REKLAMA
W ostatnim czasie awarii uległo drugie auto brata, którym dojeżdżałem do pracy(posypała się skrzynia). Mając świadomość, że pewnie silnik też jest na wykończeniu postanowiłem nie naprawiać tego auta. Zastanawiam się nad przyśpieszeniem zakupu swojego auta, tylko tutaj pojawia się swojego rodzaju dylemat. W aktualnym momencie mój budżet na zakup auta waha się w okolicy 5-6 tys plus powiedzmy z 1,5k na pakiet startowy.
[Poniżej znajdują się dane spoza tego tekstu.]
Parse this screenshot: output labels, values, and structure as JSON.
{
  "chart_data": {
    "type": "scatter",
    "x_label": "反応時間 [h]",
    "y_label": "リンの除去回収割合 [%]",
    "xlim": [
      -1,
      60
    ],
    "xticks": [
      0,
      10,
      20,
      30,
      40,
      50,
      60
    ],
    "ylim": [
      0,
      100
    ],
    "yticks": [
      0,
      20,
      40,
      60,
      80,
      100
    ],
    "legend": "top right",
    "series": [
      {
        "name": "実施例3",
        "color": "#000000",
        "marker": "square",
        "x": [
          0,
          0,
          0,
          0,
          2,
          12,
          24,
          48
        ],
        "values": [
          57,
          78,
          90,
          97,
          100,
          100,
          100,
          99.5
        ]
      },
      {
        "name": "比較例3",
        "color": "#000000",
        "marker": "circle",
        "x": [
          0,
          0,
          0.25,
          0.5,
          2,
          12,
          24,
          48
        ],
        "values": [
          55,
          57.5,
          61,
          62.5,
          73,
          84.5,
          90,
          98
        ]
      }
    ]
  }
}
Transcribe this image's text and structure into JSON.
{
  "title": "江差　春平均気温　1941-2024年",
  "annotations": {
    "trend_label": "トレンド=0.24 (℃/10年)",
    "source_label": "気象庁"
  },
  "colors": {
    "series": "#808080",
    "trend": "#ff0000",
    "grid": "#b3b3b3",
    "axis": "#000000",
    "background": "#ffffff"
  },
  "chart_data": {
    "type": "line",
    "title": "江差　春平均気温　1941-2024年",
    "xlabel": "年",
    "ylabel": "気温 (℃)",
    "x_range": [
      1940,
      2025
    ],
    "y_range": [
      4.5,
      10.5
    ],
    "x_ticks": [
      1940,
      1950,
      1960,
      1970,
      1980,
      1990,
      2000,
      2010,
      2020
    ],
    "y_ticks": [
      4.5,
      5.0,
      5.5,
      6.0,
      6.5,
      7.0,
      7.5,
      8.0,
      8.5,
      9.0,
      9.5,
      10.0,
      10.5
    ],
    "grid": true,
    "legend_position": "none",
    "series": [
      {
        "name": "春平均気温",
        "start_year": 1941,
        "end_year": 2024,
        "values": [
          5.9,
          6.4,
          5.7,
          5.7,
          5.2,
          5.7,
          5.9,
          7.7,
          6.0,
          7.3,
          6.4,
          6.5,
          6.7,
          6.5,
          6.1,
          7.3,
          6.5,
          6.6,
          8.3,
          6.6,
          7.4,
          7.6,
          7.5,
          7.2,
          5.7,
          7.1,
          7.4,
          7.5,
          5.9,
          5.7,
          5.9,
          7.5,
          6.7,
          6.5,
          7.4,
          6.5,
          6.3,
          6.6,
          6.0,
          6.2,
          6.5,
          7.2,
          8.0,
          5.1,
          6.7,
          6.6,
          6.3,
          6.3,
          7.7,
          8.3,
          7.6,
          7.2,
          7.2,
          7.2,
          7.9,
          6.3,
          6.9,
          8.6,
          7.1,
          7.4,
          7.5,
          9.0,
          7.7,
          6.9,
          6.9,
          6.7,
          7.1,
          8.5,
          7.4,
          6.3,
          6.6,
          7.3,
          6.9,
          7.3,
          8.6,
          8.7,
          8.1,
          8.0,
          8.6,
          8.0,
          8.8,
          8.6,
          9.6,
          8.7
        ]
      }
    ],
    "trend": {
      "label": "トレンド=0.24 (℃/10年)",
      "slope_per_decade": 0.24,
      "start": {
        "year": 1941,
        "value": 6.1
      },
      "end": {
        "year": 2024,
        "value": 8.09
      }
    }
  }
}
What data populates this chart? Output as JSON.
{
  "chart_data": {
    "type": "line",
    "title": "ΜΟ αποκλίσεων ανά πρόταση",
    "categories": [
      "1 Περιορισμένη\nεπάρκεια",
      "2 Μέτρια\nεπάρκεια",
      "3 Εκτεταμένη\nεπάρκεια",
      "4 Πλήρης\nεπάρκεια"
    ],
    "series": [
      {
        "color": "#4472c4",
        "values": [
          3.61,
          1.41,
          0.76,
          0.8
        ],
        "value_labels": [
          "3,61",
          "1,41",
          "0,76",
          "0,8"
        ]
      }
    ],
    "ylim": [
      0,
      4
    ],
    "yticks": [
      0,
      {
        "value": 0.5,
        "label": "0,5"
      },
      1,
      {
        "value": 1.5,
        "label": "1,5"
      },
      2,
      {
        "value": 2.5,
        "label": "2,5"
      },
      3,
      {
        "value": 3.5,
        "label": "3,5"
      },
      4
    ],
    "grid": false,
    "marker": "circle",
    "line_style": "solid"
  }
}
Jednak kupując auto chciałbym nim pojeździć te 2-3 lata, także zastanawiam się czy po prostu nie lepiej dozbierać do tych 8 tys i kupić co w tym budżecie.
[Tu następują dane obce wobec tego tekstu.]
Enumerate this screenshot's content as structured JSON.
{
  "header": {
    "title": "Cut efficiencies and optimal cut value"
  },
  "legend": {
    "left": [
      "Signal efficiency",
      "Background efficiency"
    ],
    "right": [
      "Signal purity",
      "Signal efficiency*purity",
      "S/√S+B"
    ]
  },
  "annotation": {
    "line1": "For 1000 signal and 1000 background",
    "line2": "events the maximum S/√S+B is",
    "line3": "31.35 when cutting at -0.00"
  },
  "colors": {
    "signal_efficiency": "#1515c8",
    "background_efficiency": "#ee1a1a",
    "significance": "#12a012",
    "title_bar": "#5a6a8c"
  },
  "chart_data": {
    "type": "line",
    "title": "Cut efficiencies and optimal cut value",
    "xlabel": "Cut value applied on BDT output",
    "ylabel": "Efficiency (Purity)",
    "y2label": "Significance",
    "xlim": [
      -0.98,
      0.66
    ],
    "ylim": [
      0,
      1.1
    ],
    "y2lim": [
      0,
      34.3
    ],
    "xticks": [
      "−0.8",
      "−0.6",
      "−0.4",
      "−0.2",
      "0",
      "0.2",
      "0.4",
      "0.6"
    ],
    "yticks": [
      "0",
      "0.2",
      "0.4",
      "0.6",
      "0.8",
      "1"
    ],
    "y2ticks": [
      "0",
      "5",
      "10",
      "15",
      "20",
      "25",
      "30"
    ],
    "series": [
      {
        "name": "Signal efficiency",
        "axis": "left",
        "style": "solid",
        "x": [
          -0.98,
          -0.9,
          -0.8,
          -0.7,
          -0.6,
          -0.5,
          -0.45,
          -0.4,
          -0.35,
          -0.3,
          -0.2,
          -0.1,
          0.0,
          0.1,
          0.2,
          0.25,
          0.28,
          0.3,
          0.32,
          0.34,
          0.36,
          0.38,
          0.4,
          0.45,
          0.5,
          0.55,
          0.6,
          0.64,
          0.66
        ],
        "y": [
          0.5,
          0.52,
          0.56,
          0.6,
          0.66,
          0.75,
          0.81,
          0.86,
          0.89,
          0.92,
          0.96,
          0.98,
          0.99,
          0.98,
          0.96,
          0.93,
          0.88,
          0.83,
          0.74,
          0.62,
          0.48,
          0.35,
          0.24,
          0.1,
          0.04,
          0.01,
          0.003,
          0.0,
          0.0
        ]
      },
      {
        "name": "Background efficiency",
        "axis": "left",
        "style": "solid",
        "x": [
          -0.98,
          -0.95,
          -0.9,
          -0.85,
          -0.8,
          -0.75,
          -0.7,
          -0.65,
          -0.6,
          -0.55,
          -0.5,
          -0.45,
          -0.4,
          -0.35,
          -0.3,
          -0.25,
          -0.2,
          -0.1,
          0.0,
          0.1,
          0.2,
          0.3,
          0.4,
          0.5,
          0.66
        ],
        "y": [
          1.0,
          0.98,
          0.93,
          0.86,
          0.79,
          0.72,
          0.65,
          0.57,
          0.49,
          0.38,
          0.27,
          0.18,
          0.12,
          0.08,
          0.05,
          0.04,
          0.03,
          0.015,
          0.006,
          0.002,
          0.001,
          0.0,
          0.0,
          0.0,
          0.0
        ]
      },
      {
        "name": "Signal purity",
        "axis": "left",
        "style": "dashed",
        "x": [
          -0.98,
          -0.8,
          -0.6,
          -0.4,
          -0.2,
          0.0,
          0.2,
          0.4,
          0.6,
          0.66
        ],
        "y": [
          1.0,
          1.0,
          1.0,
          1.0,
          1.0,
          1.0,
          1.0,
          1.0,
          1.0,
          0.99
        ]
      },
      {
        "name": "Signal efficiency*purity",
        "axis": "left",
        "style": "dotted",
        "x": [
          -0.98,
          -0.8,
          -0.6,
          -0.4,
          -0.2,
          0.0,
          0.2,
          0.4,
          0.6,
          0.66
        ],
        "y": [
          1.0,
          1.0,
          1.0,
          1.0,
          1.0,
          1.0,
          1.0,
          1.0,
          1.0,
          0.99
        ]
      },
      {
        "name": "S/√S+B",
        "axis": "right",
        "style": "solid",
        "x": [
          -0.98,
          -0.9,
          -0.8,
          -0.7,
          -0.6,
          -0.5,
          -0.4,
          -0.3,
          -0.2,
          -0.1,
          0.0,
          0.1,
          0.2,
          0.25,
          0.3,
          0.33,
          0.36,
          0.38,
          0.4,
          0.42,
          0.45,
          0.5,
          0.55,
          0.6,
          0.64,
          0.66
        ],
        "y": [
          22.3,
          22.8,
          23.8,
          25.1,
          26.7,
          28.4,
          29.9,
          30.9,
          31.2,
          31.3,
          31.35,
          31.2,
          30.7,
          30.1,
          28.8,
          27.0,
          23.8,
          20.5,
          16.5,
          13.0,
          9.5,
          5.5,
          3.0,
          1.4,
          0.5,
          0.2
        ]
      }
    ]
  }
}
Auto będzie mi potrzebne do dojazdów do pracy oraz na uczelnie, także musi być na pewno "komfortowe"(oczywiście wiadomo, że cudów w tej cenie nie oczekuję). Z całą pewnością celuję w benzynkę, ponad 100koni, żeby auto w miarę sprawnie się przemieszczało. Dodatkowym atutem będzie dobre znoszenie instalacji gazowej przez silnik. Także jakie auta polecacie w tym budżecie?